Nike Patents Golf Shirt Design That Could Double as Coach
Nike Inc. (NKE) says it can make a golf shirt that could replicate what a coach does.
The world’s largest maker of sporting goods obtained about a dozen patents on Aug. 27, including one invention with the potential to irk golf pros.
“A coach or trainer can greatly improve an athlete’s form or body positioning, which can result in improved athletic performances,” Nike said in a patent filed with the U.S. Patent and Trademark Office. “For most people, however, a coach or trainer is not always available” and there isn’t an easy way to check positioning on your own, Nike said.
Enter what the sponsor of Tiger Woods describes as “articles of apparel providing enhanced body position feedback.” The clothing will have tighter material in areas key to a repetitive movement, like a golf swing. The snugger fit increases muscle stimulation, giving a better feel that will improve form, help a coach normally would provide by watching the golfer perform, the document said.
Nike has prospered even in hard times with a sustained focus on innovation, from air-pocket sneaker soles in the 1980s to last year’s Flyknit shoe, whose upper is woven like a sock. While these aren’t always the company’s best-sellers, they give its brand credibility -- as does paying the world’s most famous athletes to wear them on television.
That helps Nike charge a premium for its gear and allowed it to boost sales 8.5 percent to $25.3 billion in the fiscal year ended May 31. Nike shares have advanced 22 percent this year, compared with 14 percent for the Standard & Poor’s 500 Index.
Obtaining a patent doesn’t mean for certain that the invention will be used in a product. Companies are granted millions of patents a year and many never become a reality.

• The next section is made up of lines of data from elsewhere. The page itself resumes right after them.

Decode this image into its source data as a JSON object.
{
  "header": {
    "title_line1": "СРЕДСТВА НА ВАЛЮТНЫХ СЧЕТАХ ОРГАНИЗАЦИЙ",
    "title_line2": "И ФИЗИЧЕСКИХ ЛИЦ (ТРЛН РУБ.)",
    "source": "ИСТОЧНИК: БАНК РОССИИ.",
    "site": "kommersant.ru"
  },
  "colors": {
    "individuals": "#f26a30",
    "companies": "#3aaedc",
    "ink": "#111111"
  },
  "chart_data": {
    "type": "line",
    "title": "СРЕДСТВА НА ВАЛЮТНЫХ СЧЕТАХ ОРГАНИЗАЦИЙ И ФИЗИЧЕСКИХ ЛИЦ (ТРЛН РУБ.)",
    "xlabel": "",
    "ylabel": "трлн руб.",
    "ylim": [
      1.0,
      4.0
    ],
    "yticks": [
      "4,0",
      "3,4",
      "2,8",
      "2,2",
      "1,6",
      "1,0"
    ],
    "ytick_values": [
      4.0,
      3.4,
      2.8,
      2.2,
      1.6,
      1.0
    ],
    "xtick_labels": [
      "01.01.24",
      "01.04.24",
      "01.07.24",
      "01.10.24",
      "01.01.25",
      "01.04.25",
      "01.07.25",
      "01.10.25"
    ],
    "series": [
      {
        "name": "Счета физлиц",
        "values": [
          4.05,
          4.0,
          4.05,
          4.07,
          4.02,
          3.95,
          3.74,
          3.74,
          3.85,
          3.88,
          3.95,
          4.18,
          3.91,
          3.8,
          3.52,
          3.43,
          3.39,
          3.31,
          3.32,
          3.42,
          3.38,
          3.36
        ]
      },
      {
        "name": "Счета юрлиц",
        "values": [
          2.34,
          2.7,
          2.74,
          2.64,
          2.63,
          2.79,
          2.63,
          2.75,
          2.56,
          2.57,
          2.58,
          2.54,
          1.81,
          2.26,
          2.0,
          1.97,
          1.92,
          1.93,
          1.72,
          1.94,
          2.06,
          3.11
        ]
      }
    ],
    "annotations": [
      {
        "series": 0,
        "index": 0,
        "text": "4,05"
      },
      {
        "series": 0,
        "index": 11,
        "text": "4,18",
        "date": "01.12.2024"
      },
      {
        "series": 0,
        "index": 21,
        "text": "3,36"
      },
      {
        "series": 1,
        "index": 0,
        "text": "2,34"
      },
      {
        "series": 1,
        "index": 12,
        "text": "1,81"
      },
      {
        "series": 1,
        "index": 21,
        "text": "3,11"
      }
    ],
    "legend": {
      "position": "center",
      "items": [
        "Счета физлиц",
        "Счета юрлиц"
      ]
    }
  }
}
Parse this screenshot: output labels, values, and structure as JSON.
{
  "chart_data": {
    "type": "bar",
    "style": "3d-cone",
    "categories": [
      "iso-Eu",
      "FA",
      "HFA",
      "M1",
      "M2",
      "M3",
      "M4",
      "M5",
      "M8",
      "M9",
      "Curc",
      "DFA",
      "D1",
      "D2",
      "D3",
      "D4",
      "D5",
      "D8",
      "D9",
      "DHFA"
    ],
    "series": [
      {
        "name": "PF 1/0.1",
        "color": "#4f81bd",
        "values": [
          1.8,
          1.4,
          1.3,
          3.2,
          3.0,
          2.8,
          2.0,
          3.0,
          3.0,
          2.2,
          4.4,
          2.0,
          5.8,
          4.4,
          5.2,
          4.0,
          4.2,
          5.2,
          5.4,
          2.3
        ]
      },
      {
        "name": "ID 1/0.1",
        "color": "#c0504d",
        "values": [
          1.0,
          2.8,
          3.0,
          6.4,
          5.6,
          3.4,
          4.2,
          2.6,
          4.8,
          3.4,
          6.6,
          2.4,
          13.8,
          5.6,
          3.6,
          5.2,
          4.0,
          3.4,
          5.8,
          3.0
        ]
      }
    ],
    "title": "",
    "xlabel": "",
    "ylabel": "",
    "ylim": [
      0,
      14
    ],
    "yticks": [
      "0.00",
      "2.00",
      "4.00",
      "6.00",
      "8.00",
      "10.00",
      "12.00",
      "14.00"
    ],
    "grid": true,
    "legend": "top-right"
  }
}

In the golf patent, Nike describes thin elastic material embedded into the part of the garment that covers the lower back to heighten sensation. That part of the body is essential to a swinging motion and is impossible to see and difficult to feel while performing, which is why a coach is needed to give feedback, the document said.
Besides boosting performance, the shirt also could lower injury risk by keeping athletes in proper form as they swing a golf club or a baseball bat over and over again, Nike said.
Mary Remuzzi, a company spokeswoman, declined to comment on the patent and when such products might go on sale.
Under U.S. Golf Association rules, compression and posture garments are allowed during competition while clothes designed to store and release energy aren’t, said Joe Goode, a spokesman for the Far Hills, New Jersey-based group that governs golf rules in the U.S. and Mexico. He declined to comment on whether a product based on the Nike patent would be permitted.
Nike has been much more active in securing U.S. patents than competitors. It’s obtained more than 650 since the beginning of 2012, according to patent office data. Adidas, the second-largest sporting-goods maker with revenue of 14.7 billion euros ($19.4 billion) in the past four quarters, has 30 U.S. patents in the same period. Under Armour Inc. (UA), which is a much smaller company, had 24. By comparison, tech giant Apple Inc. (AAPL) was awarded almost 500 in the past three months.
Many of Nike’s latest patents integrate digital technology into sports equipment so users can measure and improve results. Last year the company introduced the FuelBand bracelet. It tracks daily activity while sensor-equipped shoes record data such as how high a basketball player jumps during a dunk.
One of the patents obtained this week falls into that category. It’s a USB device embedded into a bracelet that uses a shoe sensor to determine how far the wearer has run. The device plugs into a computer to transfer and analyze data.
Golf is a major focus as the company tries to maintain last year’s 9 percent sales growth at its Nike Golf brand. It has filed about 70 golf-related patents this year.